How to to trim variable length ITS seqs

Hello - I’m new here. I recently took the workshop and I love everything about mothur so far. I’m currently working with fungal ITS sequences representing a diverse soil microbial community, and I’m having trouble with a seemingly simple task: trimming 25bp off the 5’ and 3’ ends.

For any non-mushroom people reading this, fungal ITS regions vary widely in length. For my ITS2 sequences, they range from 269 to 475 bp. Also, ITS is so hyper-variable, it cannot be aligned.

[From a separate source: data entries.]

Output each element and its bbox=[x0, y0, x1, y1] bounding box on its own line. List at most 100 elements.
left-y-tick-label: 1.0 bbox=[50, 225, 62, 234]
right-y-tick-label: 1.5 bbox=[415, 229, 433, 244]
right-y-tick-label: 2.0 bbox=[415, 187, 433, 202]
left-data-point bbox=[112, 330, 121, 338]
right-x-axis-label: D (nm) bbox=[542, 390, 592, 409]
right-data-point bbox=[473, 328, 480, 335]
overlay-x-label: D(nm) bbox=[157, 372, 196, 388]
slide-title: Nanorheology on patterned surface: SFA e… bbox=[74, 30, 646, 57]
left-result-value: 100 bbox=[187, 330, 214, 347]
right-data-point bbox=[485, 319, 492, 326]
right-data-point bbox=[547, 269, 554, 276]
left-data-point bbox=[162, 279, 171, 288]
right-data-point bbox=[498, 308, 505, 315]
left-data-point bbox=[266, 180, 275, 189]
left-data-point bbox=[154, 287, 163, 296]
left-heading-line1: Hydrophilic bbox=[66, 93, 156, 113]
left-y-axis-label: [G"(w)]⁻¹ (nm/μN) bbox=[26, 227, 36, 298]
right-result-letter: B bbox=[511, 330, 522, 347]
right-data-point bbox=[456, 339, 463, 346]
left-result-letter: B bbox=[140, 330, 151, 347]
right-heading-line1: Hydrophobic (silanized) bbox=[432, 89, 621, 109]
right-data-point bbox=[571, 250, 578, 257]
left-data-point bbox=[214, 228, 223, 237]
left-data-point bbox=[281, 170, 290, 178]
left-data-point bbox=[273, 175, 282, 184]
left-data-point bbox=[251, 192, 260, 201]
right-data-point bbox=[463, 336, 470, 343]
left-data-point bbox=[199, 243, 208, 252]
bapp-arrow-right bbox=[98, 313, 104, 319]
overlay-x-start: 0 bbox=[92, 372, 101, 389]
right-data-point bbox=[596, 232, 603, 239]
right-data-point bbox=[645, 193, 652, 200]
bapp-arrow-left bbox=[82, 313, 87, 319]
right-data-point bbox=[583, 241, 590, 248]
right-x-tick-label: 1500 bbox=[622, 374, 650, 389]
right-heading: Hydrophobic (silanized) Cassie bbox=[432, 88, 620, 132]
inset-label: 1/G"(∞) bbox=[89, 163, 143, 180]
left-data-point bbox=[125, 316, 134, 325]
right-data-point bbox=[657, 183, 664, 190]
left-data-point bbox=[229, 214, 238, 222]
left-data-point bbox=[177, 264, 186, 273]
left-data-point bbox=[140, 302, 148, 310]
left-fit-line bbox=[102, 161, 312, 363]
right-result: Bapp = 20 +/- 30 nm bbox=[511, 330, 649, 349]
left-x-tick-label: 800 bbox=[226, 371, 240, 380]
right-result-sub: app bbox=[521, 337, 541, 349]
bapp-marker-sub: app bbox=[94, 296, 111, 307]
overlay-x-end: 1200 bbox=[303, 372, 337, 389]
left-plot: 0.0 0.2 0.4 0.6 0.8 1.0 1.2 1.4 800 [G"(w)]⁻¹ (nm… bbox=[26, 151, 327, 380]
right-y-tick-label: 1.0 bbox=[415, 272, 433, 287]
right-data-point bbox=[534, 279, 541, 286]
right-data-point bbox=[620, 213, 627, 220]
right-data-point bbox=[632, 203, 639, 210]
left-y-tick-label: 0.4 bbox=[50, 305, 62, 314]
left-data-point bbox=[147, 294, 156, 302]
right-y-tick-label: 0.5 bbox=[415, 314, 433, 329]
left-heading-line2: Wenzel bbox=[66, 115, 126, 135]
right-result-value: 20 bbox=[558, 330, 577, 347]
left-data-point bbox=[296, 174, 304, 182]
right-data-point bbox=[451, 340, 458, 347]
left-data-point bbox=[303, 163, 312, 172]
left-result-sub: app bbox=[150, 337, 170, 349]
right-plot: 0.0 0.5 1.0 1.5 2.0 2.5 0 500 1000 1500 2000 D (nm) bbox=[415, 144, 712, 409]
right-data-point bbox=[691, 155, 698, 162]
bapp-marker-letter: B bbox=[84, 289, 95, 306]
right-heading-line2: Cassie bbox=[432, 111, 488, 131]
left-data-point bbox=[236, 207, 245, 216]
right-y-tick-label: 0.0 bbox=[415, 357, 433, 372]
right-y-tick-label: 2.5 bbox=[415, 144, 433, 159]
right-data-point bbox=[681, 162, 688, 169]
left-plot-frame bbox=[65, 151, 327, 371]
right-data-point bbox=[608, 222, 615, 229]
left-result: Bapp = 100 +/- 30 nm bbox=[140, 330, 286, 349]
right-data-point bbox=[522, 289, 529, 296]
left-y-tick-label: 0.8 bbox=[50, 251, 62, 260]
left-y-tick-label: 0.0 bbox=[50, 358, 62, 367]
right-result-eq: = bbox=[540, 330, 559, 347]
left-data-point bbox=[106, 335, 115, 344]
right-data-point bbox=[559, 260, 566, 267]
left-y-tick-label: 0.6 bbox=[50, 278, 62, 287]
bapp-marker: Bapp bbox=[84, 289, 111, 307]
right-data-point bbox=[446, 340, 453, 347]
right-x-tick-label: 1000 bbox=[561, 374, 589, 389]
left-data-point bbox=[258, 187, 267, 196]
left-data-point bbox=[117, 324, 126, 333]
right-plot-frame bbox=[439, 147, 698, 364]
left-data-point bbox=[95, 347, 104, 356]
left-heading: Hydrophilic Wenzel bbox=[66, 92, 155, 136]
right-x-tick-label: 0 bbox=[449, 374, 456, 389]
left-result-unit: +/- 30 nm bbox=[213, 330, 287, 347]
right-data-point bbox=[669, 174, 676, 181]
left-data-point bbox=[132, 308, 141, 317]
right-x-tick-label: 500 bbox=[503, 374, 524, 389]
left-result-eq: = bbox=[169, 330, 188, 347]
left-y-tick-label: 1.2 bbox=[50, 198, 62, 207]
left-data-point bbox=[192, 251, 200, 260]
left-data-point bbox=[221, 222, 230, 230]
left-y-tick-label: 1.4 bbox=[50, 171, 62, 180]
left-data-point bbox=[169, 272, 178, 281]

I know that I can at least remove the primers by listing them in trim.seqs, but I also want to remove an additional portion off the ends. This part of the sequence likely varies between different species, so I can’t include them in trim.seqs as if they were an extension of the primers. Another (minor) limitation with trim.seqs is that it removes otherwise good quality sequences even if there is an insertion/deletion in the primer sequence. (If I have that correct?)

I would use chop.seqs, but as mentioned above, we can’t specify the length that we want to keep for the numbases parameter. And we can’t align the sequences using align.seqs to force them to be the same length. We only know that we want to remove X bp from each end.

Am I missing something? Is there a hacky work-around?

Mothur doesn’t have a direct way to do this, but you can use this hack.

fakeout.oligos:

barcode NNNNNNNNNNNNNNNNNNNNNNNN NNNNNNNNNNNNNNNNNNNNNNNN trimGroup

If the bdiffs parameter is set, mothur will consider an N in the barcode a match to the sequence as long as the sequence doesn’t contain an N in that location.

Try this:

mothur > trim.seqs(fasta=yourFastaFile, oligos=fakeout.oligos, bdiffs=1)

2 Likes

Wow thanks! I will give that a try and report back. :raised_hands:

This topic was automatically closed 10 days after the last reply. New replies are no longer allowed.